Dems May Not Be So Willing to Back White House in IRS Scandal

Senate Majority Leader Harry Reid (D-Nev.), on the floor of the upper chamber today, carefully tread the administration strategy of distancing the scandal from Washington when he said "the alleged actions of IRS employees in the Cincinnati field office are a terrible breach of the public's trust."

"Targeting any group based on its political stance is completely inappropriate. We need to get to the bottom of what happened here," Reid said. "In the meantime, no one should jump to conclusions. But rest assured, as soon as we have the Inspector General's report, the Senate will quickly take appropriate action."

Gaggling with reporters aboard Air Force One en route to a string of New York fundraisers today, White House press secretary Jay Carney said "the White House Counsel's Office was alerted in the week of April 22nd of this year, only about the fact that the IG was finishing a review about matters involving the office in Cincinnati."

Appearing at a joint news conference with British Prime Minister David Cameron this morning, President Obama said he "first learned about it from the same news reports that I think most people learned about this, I think it was on Friday."

"So we'll wait and see what exactly all the details and the facts are. But, I've got not patience with it. I will not tolerate it, and we will make sure that we find out exactly what happened on this," the president said.

Senate Finance Committee Chairman Max Baucus (D-Mont.) vowed to hold hearings into the IRS actions, and Reid said he has "full confidence in the abilities of Senator Baucus and the Finance Committee to get to the bottom of this matter and recommend appropriate action."

But the House Ways and Means Committee beat other committees to the punch, with a Friday morning hearing scheduled on "the Internal Revenue Service’s practice of discriminating against applicants for tax-exempt status based on the political leanings of the applicants." Acting IRS Commissioner Steve Miller is on the witness list.

Obama hasn't filled the post since his first-term IRS commissioner, Douglas Shulman, left three days after his re-election.

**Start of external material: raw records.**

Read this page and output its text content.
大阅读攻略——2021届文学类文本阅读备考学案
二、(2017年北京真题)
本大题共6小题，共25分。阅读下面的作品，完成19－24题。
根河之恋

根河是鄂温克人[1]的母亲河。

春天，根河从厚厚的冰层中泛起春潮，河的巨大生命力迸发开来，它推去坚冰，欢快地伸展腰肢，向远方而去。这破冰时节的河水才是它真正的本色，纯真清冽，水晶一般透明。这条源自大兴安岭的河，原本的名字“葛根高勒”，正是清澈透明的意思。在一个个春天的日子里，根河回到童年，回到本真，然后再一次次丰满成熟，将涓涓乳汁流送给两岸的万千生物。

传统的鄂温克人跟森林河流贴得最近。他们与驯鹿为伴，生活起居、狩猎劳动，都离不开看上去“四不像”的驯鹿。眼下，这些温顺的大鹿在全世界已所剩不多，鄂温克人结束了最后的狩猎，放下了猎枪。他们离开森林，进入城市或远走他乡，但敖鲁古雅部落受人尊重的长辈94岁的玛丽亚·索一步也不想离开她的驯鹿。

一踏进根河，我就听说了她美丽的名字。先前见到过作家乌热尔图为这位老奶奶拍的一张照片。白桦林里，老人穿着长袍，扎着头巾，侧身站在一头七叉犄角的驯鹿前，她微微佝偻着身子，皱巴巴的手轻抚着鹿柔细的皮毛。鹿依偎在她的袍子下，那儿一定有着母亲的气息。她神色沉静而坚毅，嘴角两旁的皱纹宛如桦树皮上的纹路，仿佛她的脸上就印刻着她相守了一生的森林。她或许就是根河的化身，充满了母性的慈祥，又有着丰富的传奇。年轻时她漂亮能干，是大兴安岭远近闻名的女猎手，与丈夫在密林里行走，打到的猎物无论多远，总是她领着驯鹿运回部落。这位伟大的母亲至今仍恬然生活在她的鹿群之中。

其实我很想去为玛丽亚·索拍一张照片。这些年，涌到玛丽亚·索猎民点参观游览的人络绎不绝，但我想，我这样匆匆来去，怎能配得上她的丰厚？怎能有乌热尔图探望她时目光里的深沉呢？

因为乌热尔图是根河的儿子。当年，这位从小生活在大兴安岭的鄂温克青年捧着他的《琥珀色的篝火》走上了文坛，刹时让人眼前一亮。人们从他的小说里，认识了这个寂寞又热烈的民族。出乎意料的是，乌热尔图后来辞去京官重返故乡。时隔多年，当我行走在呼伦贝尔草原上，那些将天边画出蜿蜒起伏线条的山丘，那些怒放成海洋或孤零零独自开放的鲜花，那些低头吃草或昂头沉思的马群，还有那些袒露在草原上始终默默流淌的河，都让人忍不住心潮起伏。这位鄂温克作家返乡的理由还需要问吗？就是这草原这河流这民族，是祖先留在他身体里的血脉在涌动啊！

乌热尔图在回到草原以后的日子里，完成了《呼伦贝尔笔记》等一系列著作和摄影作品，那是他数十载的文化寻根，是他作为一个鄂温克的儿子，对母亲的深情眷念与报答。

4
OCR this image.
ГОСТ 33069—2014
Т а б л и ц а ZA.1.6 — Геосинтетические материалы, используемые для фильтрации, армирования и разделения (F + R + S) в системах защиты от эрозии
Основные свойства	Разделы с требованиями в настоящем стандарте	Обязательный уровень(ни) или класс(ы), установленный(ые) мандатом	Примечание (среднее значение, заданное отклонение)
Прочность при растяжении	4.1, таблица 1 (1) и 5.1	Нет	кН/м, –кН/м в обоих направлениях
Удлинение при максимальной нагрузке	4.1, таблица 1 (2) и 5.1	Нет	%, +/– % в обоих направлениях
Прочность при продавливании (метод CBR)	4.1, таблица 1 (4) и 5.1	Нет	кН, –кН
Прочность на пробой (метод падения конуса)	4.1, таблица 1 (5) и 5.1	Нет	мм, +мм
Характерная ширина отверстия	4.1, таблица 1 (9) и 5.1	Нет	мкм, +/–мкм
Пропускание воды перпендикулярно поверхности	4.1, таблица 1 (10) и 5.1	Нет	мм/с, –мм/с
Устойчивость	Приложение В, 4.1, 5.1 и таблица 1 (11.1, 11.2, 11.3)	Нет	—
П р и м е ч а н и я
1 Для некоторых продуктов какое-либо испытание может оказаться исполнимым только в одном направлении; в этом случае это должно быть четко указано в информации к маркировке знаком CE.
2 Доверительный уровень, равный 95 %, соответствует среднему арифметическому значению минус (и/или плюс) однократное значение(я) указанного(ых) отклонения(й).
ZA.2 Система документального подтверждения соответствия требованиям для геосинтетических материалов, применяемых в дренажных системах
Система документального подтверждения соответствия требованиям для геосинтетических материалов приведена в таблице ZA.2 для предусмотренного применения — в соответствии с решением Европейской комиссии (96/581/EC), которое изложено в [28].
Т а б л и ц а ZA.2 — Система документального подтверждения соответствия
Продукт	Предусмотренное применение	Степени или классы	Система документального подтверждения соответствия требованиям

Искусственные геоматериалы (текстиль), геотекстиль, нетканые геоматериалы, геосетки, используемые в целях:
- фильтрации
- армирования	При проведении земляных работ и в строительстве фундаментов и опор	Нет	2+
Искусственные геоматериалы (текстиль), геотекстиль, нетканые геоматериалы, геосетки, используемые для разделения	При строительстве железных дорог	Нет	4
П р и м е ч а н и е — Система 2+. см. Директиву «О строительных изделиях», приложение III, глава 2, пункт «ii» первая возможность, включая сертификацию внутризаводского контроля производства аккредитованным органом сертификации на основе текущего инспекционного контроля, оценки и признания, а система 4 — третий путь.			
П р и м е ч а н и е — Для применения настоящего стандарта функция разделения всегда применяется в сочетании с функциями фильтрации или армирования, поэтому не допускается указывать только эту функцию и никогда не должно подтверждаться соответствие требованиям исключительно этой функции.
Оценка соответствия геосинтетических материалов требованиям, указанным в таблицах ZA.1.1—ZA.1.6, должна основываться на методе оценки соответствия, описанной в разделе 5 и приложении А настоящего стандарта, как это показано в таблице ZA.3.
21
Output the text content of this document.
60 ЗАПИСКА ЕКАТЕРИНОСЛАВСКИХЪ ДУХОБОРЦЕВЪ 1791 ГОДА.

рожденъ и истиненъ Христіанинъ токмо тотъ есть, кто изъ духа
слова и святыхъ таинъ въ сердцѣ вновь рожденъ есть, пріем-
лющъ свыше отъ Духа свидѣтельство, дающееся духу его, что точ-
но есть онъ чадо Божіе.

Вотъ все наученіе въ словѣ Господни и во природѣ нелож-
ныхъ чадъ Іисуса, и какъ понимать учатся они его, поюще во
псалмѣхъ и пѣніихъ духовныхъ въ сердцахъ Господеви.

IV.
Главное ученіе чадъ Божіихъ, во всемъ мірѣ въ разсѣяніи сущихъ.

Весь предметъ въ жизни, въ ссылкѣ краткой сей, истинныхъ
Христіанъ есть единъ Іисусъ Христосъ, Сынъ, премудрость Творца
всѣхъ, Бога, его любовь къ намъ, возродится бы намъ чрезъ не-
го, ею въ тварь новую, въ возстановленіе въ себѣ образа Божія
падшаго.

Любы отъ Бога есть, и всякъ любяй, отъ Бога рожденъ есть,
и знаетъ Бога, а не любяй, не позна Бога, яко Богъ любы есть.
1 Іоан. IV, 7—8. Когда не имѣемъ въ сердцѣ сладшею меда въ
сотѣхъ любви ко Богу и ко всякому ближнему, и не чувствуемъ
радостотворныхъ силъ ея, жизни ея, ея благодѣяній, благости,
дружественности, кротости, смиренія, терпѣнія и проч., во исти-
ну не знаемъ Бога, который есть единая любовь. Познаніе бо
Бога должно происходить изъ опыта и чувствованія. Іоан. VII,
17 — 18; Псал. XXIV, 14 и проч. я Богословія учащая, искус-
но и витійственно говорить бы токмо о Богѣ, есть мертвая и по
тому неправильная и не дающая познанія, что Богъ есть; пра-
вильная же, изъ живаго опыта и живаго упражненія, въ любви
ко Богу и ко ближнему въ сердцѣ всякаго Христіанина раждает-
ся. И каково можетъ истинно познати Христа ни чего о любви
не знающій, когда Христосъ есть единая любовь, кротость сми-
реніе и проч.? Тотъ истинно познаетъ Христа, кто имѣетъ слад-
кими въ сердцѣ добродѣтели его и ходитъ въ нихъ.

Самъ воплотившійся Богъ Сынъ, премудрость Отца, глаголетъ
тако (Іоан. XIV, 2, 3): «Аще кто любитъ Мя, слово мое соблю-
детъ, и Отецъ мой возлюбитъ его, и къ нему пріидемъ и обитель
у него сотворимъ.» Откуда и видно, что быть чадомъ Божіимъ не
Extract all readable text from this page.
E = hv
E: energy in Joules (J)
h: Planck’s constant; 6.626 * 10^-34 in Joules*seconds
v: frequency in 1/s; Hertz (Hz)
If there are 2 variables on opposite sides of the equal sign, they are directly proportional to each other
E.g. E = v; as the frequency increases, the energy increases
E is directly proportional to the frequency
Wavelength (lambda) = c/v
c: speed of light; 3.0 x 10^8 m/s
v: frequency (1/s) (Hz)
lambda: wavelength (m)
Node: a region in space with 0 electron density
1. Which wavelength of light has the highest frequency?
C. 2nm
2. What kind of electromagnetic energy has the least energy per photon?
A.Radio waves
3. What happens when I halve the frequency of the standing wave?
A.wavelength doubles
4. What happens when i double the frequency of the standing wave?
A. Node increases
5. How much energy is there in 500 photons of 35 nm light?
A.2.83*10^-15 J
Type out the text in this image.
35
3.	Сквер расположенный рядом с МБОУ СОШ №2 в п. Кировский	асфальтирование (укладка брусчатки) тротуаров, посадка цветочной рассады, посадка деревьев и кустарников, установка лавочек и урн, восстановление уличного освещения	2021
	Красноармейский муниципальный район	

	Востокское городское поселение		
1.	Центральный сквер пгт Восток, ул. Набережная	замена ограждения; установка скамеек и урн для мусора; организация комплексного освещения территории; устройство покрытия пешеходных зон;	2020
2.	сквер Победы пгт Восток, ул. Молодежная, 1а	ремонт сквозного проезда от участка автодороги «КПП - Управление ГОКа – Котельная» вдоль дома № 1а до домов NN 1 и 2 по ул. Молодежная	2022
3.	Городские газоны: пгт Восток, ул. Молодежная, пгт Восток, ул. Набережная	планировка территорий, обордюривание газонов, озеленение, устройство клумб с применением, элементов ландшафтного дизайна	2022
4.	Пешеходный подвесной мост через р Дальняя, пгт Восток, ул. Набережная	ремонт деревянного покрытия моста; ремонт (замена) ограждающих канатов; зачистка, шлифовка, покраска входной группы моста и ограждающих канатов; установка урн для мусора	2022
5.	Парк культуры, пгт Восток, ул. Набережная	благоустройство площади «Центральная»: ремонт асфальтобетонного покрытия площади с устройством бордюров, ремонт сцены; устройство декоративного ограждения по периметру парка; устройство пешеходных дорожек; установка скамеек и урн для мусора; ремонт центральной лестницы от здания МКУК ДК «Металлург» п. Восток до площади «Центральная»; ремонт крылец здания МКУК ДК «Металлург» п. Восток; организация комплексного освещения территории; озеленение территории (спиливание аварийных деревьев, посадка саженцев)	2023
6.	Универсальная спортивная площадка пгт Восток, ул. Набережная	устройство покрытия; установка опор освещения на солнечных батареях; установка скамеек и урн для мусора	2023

J. Russell George, the Treasury Department's inspector general for tax administration who led the report against the IRS due out this week, will also appear before Chairman Dave Camp's (R-Mich.) panel.

Camp jointly announced the hearing with the committee's ranking member, Rep. Sander Levin (D-Mich.).

“The American people must have the fullest confidence that organizations requesting tax exemption receive completely unbiased treatment from the Internal Revenue Service and are never singled out by name or political views," Rep. Levin said. "The nation deserves a complete understanding of this matter, and as Chairman Camp and I discussed this morning, it is essential that there be a thorough and bipartisan investigation and effective remedial action.”

Other Democrats on the House side joined in the condemnation, with Rep. Adam Schiff (D-Calif.) telling MSNBC that "heads need to roll" if the IRS was singling certain political groups.

"If was targeting conservative groups for selective enforcement, that ought to be concerning to all Democrats and Republicans alike," Schiff said, though adding that Republicans ignored his call for a similar probe after a liberal church in his district was audited "in what looked like a very selective way."

"But I'm glad now that the GOP has found interest in this issue and it ought to be a bipartisan concern," Schiff continued. "The IRS absolutely should not be picking winners and losers or picking political ideologies. It ought to neutrally enforce its regulations regardless of the political point of view of an organization."